Мне, как дежурному, было совершенно невозможно покинуть пост, и это хорошо понимали наши практичные ребята. Почти каждый из совершивших экспедицию на Сухаревку совал мне некоторую часть своей добычи, отсыпал немного махры, давал кусок хлеба, лепешку, сахар и прочее. Некоторые из наиболее удачливых успели добыть себе и кое-что из одежды. Сухаревка разбежалась начисто минут через 15 после начала взрывов. На месте «всероссийского торжища» остались лишь груды книг, поваленные столики, кучи разного барахла и прочее. Все это ревизовалось и конфисковалось нашими не потерявшими духа ребятами, которые натащили в казарму много всякой дряни. Прошло, вероятно, минут 40 после начала взрывов. Они еще продолжались, никто не имел представления об их причине. Как будто они сделались несколько слабее, и версия об обстреле Москвы тяжелыми фугасными снарядами казалась по-прежнему наиболее правдоподобной. Но в армии так не бывает, чтобы при такого рода событиях не обнаружилось командование. Ротное начальство, естественно, не могло на свой риск предпринимать каких-либо действий. Но «вот приходит к нам приказ» из штаба полка: «В ружье». Скомандовали и мы. Все выстроились с винтовками, стали производить расчет. В это время был получен второй приказ («вот приходит к нам другой…») выдать всем патронташи по 70 патронов. Началась суматоха.

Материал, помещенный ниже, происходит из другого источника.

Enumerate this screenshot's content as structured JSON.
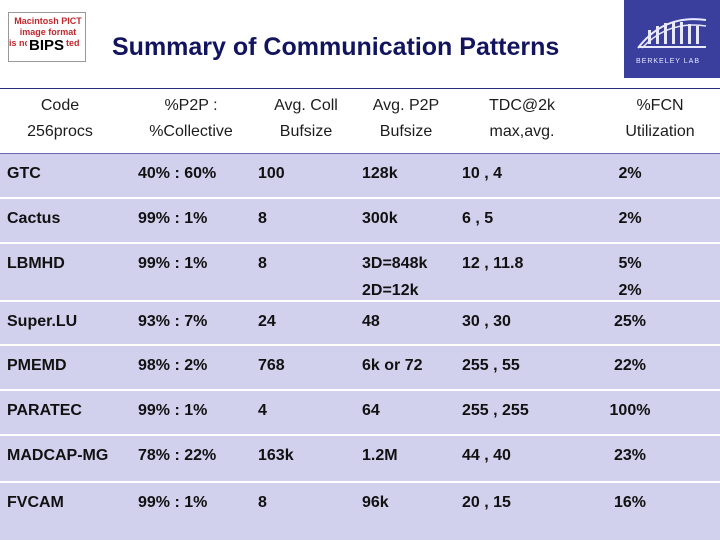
{
  "header": {
    "logo_placeholder_lines": [
      "Macintosh PICT",
      "image format",
      "is not supported"
    ],
    "logo_label": "BIPS",
    "title": "Summary of Communication Patterns",
    "lab_logo_text": "BERKELEY LAB"
  },
  "table": {
    "columns": [
      {
        "line1": "Code",
        "line2": "256procs"
      },
      {
        "line1": "%P2P :",
        "line2": "%Collective"
      },
      {
        "line1": "Avg. Coll",
        "line2": "Bufsize"
      },
      {
        "line1": "Avg. P2P",
        "line2": "Bufsize"
      },
      {
        "line1": "TDC@2k",
        "line2": "max,avg."
      },
      {
        "line1": "%FCN",
        "line2": "Utilization"
      }
    ],
    "rows": [
      {
        "code": "GTC",
        "p2p": "40%  :  60%",
        "coll": "100",
        "pbuf": "128k",
        "pbuf2": "",
        "tdc": "10  , 4",
        "fcn": "2%",
        "fcn2": ""
      },
      {
        "code": "Cactus",
        "p2p": "99%  :  1%",
        "coll": "8",
        "pbuf": "300k",
        "pbuf2": "",
        "tdc": "6    , 5",
        "fcn": "2%",
        "fcn2": ""
      },
      {
        "code": "LBMHD",
        "p2p": "99%  :  1%",
        "coll": "8",
        "pbuf": "3D=848k",
        "pbuf2": "2D=12k",
        "tdc": "12  , 11.8",
        "fcn": "5%",
        "fcn2": "2%"
      },
      {
        "code": "Super.LU",
        "p2p": "93%  :  7%",
        "coll": "24",
        "pbuf": "48",
        "pbuf2": "",
        "tdc": "30  , 30",
        "fcn": "25%",
        "fcn2": ""
      },
      {
        "code": "PMEMD",
        "p2p": "98%  :  2%",
        "coll": "768",
        "pbuf": "6k or 72",
        "pbuf2": "",
        "tdc": "255 , 55",
        "fcn": "22%",
        "fcn2": ""
      },
      {
        "code": "PARATEC",
        "p2p": "99%  :  1%",
        "coll": "4",
        "pbuf": "64",
        "pbuf2": "",
        "tdc": "255 , 255",
        "fcn": "100%",
        "fcn2": ""
      },
      {
        "code": "MADCAP-MG",
        "p2p": "78%  :  22%",
        "coll": "163k",
        "pbuf": "1.2M",
        "pbuf2": "",
        "tdc": "44   , 40",
        "fcn": "23%",
        "fcn2": ""
      },
      {
        "code": "FVCAM",
        "p2p": "99%  :  1%",
        "coll": "8",
        "pbuf": "96k",
        "pbuf2": "",
        "tdc": "20   , 15",
        "fcn": "16%",
        "fcn2": ""
      }
    ]
  },
  "colors": {
    "title": "#12145e",
    "row_fill": "#d1d1ee",
    "lab_logo_bg": "#3a3f9e",
    "pict_text": "#c0282d"
  }
}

Я, как дежурный по роте, естественно, оказался в самом центре этой суматохи. Так как писаря почему-то не оказалось на месте, мне пришлось записывать, кому выданы патроны и патронташи, один из взводных выдавал. Вся эта операция заняла, я думаю, около часа. Я изнемогал от напряжения. Надо было быстро записывать, так, чтобы ни один патрон не ушел без записи. Наконец, «слава Богу», выдача закончилась. Все перетянули через грудь брезентовые патронташи, набитые патронами, и выстроились в коридоре. Наконец, часов уже в 6, а может быть, несколько позднее была дана команда: «Выходи на двор, стройся!». Все вышли. Там же строились и другие роты. Я наблюдал за всем этим из окна. Как дежурный по роте, я не имел права выходить из казармы. Прошел еще час в ожидании дальнейшей команды. Наконец, к нам пришел еще один приказ – сдать патроны и патронташи обратно. Черт возьми! (видно, и вверху была паника). Опять мне работа: принимай обратно и зачеркивай все, что написал около каждой фамилии. Все это делалось к тому же в лихорадочной обстановке ожидания чего-то необыкновенного. Взрывы, хотя и небольшой силы, еще продолжались, даже они стали как будто более частыми и в самом деле стали напоминать орудийную стрельбу. Никто не понимал, почему надо было сдавать патроны. Что случилось?